Last month RBZ governor, John Mangudya hinted at key tax reforms in respect of foreign currency retention and liquidation of free funds, coupled with maintaining the foreign currency auction system as part of measures to uphold monetary policy stability in the country.
Mangudya said there were deliberations to increase the time exporters can keep their 70% forex portion before liquidation from the current 60 days.
This was said after his presentation at the launch of the State of the Mining Industry of Zimbabwe report by the Chamber of Mines of Zimbabwe.
Although he did not specify how much time was being considered, the move is expected to allow miners and other exporters to utilise their foreign currency earnings and relieve pressure on the auction system.
Furthermore, he said, discussions were also underway for 70% of the miners’ receipts to be taxed in foreign currency and 30% in local currency in line with foreign currency retention thresholds given that 30% of their forex is liquidated on the interbank.
He also said there was need for policy consistency and predictability to sustain the sector.
The central bank chief said some of the measures could be incorporated in the 2021 National Budget. Economic and mining expert Albert Makochekanwa said Zimbabwe risked missing its National Development Strategy targets if key reforms necessary to drive growth in the extractive sector are not implemented.
Makochekanwa, who is a university professor, said the problems in the sector were known and had been raised before.
The problems facing Zimbabwe include a depreciating currency, high inflation, unemployment, huge a housing backlog, water shortages, wage erosion, low consumer spending, company closures and food insecurity.
Last week, government ministries and departments submitted total requests for the 2021 National Budget amounting to $1,1 trillion to tackle these challenges.
Economist, Tony Hawkins asked: “How can the government achieve its expected growth targets? If you look at the numbers and the real situation we are living with, there is a gap.”
He said when looking at the 2020 National Budget, the government did not account for rising inflation which was an indication they would miss their targets.
“We cannot believe any of the numbers they talk about. There is now no point in raising taxes because of inflation. They are in an impossible situation and spend their time creating false narratives. Previous budgets bore very little if any reforms a year later,” he said.
Hawkins added that the only solution for the government was to access external lending which hinged on the government implementing tangible reforms as domestic resource mobilisation would remain challenging.
Another economist, Prosper Chitambara said last week that overall macroeconomic and development performance of a country depended on how well its public resources were managed.

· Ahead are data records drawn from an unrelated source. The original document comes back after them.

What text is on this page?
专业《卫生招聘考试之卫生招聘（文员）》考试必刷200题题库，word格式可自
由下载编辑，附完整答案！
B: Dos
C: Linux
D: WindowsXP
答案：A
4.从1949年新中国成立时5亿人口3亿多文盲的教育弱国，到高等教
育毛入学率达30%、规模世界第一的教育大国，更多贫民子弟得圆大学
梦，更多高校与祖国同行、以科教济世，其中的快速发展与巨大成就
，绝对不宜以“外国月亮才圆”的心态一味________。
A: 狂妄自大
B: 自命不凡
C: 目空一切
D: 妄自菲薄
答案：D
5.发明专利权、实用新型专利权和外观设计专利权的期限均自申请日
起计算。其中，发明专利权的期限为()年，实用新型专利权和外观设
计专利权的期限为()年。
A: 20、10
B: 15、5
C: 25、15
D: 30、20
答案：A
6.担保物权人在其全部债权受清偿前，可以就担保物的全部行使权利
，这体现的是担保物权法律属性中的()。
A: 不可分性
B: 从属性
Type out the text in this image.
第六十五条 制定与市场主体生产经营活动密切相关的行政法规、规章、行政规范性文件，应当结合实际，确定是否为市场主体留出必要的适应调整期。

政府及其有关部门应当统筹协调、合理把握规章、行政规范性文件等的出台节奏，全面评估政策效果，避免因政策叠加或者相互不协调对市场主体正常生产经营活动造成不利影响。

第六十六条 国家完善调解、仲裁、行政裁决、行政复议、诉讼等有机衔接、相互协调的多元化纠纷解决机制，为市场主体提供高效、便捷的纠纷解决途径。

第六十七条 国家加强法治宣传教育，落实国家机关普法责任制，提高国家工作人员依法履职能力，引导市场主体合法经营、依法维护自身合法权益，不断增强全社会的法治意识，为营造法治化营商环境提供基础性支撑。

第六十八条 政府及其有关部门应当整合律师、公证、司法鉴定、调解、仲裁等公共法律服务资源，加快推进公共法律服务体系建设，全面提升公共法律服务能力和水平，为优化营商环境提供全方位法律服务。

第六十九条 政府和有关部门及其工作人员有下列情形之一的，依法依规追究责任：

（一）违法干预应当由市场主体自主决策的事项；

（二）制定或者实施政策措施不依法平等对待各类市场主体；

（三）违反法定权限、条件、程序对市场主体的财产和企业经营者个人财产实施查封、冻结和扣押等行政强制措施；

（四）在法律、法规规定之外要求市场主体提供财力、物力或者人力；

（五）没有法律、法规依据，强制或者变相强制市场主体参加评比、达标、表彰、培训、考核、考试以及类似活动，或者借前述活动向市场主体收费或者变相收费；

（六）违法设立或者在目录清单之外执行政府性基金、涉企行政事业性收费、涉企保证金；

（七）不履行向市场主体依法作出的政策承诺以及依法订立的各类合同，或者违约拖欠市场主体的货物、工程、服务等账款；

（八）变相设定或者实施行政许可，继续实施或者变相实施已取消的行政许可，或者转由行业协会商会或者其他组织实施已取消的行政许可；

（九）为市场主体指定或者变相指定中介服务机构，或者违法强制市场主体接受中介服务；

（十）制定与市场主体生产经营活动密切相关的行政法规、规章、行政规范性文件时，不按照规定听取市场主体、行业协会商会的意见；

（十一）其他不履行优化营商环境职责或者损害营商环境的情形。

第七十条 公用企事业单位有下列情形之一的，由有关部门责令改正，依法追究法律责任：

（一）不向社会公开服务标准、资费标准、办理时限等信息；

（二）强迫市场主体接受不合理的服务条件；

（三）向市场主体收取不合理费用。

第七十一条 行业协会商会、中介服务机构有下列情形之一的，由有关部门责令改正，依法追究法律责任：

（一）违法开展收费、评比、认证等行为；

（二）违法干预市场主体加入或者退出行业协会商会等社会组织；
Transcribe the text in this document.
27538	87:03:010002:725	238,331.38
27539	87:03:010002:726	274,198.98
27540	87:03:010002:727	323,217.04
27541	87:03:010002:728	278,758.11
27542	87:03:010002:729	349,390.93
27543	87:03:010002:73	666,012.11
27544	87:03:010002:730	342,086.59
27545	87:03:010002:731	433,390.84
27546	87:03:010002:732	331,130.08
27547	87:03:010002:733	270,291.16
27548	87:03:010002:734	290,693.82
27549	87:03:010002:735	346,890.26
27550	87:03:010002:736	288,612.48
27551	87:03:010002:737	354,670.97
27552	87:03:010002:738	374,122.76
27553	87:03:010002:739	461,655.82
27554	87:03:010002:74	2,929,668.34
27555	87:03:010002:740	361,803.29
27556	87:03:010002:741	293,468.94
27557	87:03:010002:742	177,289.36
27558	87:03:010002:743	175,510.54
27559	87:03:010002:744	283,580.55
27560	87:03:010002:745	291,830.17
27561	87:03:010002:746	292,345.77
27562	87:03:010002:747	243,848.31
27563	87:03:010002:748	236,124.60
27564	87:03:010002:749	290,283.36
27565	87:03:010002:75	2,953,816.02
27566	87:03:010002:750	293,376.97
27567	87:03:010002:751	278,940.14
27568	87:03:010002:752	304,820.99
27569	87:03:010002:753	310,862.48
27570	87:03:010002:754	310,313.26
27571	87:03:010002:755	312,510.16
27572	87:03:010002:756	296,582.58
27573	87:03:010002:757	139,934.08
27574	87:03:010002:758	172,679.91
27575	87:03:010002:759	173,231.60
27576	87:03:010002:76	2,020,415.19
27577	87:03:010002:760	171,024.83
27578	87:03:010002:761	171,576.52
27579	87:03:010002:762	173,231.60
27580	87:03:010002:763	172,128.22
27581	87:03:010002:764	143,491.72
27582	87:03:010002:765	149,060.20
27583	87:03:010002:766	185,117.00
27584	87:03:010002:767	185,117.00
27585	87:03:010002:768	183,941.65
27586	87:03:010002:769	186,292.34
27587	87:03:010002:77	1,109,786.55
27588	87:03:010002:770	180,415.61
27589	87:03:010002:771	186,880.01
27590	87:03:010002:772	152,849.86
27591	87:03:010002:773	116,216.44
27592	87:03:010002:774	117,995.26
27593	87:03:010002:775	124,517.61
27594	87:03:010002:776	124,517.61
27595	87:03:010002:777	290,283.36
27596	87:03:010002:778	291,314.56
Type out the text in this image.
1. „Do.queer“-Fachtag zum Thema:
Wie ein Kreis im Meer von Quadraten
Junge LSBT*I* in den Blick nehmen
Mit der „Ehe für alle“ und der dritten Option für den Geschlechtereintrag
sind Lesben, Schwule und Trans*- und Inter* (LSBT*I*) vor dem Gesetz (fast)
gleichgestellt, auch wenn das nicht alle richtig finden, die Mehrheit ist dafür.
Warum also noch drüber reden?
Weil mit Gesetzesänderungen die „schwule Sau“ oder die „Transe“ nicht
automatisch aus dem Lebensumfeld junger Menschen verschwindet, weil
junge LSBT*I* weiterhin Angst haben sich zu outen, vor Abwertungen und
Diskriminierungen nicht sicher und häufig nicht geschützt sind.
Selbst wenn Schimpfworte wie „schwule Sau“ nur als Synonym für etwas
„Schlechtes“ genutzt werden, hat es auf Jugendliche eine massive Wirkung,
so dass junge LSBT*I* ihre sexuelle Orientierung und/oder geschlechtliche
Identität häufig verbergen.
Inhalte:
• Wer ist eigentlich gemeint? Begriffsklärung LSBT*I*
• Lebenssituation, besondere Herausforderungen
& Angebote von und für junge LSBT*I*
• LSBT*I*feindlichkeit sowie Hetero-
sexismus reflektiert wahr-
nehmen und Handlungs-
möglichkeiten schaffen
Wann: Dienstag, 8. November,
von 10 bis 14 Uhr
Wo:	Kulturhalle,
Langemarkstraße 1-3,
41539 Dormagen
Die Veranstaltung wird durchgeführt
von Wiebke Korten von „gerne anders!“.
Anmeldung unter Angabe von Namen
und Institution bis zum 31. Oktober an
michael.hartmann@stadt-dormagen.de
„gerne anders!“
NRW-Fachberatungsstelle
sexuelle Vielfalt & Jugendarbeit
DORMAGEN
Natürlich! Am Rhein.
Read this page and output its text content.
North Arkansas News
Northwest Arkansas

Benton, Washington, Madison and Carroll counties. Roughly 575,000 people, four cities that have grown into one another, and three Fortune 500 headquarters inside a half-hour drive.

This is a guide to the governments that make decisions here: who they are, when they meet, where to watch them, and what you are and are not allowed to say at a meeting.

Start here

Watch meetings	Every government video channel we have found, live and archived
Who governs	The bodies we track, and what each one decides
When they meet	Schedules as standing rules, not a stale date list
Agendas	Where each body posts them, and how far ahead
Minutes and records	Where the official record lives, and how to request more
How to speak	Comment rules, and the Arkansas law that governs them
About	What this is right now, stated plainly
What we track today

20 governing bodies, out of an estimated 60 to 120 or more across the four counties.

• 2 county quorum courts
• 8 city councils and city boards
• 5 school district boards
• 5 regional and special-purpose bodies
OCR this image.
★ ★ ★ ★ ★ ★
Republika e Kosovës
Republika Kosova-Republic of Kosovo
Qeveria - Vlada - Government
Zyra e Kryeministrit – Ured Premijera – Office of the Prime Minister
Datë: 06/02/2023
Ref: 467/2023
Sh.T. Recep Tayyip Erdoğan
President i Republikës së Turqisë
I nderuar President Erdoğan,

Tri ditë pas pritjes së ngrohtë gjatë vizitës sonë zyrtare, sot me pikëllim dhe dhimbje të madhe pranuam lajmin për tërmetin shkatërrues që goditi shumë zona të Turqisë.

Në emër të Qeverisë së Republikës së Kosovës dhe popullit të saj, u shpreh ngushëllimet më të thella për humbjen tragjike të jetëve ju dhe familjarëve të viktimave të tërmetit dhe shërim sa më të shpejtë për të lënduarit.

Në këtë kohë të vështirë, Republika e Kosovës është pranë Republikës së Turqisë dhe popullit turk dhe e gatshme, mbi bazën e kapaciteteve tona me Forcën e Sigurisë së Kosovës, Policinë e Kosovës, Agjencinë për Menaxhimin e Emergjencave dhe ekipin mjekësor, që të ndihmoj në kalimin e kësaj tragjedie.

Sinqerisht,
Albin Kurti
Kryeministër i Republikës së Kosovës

“Ultimately, the problem of underdeveloped is a stewardship problem. The national budget is coming at a time the country has achieved some measure of stability on the foreign exchange markets, as well as on the inflationary front thereby providing an important basis for growing the economy,” he said.
“However, the socioeconomic context remains very challenging.
“For instance, the incidence of extreme poverty increased from 29% in 2018 to 34% by the end of 2019. This is expected to worsen on account of the COVID-19 pandemic.
“The 2021 National Budget must focus on the basics by prioritising and incentivising both public and private investments in critical productivity-enhancing and poverty-reducing sectors of the economy such as health, education, agriculture, water and sanitation, and infrastructure,” he said.